Il y a de ça dans First Cow, au style typiquement plus modeste. Au lieu de Leonard Cohen ou de Neil Young, Kelly Reichardt convie le bien moins renommé guitariste folk-rock William Tyler sur la bande-son et se contente de lumière naturelle, n’hésitant pas à plonger ses scènes de nuit dans un noir d’encre. Ici, une brave vache peut devenir le symbole de la générosité de mère nature, un simple clafoutis susciter un suspense étonnamment prenant, une cohabitation amicale ne rien suggérer de sexuel à nos esprits devenus méfiants. Bien sûr, il y ceux que cette alternance de transparence et d’obscurité énervera, que le rythme tranquille de ce film aussi étranger à l’action qu’au mélo- ou psychodrame excédera. Mais le retour à plus d’authenticité est sans doute à ce prix. Non sans une discrète pointe d’humour noir.

Et si la cinéaste nous proposait là sa propre version alternative de Naissance d’une nation, le film fondateur mais aujourd’hui discrédité de David W. Griffith, au titre récemment détourné par l’Afro-Américain Nate Parker? La question raciale n’y serait plus centrale, cédant sa place à l’économique, au conflit opposant un certain génie collaboratif et un capitalisme accapareur. Au passage, il y est question de masculinité plus diverse que ne le voudraient les clichés, d’ignorance ou de respect de la nature. De mode de la fourrure de castors en Europe et de leurs queues goûteuses ignorées par l’homme blanc. Et d’entrée, le film est placé sous le signe de la poésie grâce à cette citation de William Blake: «A l’oiseau le nid, à l’araignée la toile, à l’homme l’amitié»  –  un idéal que Kelly Reichardt pratique ardemment (en particulier avec ses collègues Todd Haynes et Larry Fessenden, toujours remerciés dans ses génériques) mais dont elle n’hésite pas à reconnaître les limites, voire la défaite.

On pourra toujours préférer la miniaturiste des petits récits si profonds qui composaient Certain Women, l’égale de la nouvelliste nobelisée Alice Munro.
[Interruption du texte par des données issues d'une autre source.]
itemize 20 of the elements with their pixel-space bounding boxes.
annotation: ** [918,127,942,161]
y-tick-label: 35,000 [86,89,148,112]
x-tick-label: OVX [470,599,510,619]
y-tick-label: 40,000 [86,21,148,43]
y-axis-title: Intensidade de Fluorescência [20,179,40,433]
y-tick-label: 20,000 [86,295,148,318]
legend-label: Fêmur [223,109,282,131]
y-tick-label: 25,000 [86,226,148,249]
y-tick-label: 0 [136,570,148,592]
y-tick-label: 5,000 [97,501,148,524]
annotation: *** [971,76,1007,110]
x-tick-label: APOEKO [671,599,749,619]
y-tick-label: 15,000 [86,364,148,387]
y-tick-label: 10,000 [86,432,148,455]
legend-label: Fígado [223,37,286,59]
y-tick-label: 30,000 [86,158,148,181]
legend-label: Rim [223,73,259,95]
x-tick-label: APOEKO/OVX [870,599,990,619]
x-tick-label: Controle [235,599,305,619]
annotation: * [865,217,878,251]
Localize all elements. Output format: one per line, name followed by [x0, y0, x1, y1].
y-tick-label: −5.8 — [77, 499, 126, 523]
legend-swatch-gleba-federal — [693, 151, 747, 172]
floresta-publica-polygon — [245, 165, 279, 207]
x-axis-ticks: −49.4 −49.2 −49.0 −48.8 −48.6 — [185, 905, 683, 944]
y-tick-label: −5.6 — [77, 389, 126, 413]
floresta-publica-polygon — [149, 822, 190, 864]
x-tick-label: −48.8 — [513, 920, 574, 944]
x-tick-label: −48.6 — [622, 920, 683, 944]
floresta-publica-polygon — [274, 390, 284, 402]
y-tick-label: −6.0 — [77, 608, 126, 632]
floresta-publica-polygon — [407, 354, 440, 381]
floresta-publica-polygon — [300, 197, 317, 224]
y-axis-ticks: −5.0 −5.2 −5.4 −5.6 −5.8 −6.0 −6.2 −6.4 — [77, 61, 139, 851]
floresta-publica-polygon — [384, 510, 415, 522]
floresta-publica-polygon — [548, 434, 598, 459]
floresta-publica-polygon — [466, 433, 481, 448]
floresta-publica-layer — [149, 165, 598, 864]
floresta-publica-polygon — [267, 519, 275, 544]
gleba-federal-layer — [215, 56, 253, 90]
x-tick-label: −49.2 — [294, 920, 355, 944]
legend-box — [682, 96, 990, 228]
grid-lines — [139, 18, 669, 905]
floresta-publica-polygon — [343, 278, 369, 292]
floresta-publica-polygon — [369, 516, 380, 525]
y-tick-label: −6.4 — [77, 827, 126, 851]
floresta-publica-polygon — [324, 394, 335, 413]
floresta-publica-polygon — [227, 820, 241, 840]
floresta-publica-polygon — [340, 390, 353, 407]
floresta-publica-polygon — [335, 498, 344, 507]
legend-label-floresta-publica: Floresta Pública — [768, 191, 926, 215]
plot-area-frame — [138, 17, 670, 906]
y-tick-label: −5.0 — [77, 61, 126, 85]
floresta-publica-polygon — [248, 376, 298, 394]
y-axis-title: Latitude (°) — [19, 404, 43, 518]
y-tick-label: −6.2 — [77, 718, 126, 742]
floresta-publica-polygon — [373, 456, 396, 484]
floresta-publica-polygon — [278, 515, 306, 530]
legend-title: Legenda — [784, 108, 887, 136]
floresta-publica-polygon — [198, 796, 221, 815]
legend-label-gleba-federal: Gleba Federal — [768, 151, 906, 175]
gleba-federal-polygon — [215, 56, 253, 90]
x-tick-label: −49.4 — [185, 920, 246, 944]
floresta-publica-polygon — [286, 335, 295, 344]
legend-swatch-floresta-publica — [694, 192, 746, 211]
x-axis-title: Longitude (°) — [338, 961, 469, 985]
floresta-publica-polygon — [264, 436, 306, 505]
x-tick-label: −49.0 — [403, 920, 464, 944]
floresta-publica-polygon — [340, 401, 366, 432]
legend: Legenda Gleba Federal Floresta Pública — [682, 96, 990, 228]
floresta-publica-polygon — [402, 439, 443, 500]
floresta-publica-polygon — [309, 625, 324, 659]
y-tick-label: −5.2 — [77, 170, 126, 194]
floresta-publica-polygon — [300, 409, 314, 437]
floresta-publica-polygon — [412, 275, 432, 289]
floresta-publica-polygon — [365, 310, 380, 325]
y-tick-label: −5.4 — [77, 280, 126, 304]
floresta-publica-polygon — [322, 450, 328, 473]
Mais comme Old Joy autrefois, ce coriace First Cow s’avère bien plus riche et savoureux qu’il n’y paraît de prime abord. A quand une rétrospective qui permettra enfin de prendre la mesure de ce regard indubitablement féminin mais avant tout singulier?


«First Cow», de Kelly Reichardt (Etats-Unis, 2020), avec John Magaro, Orion Lee, Toby Jones, Scott Shepherd, Ewen Bremner, Alia Shawkat. 2h02.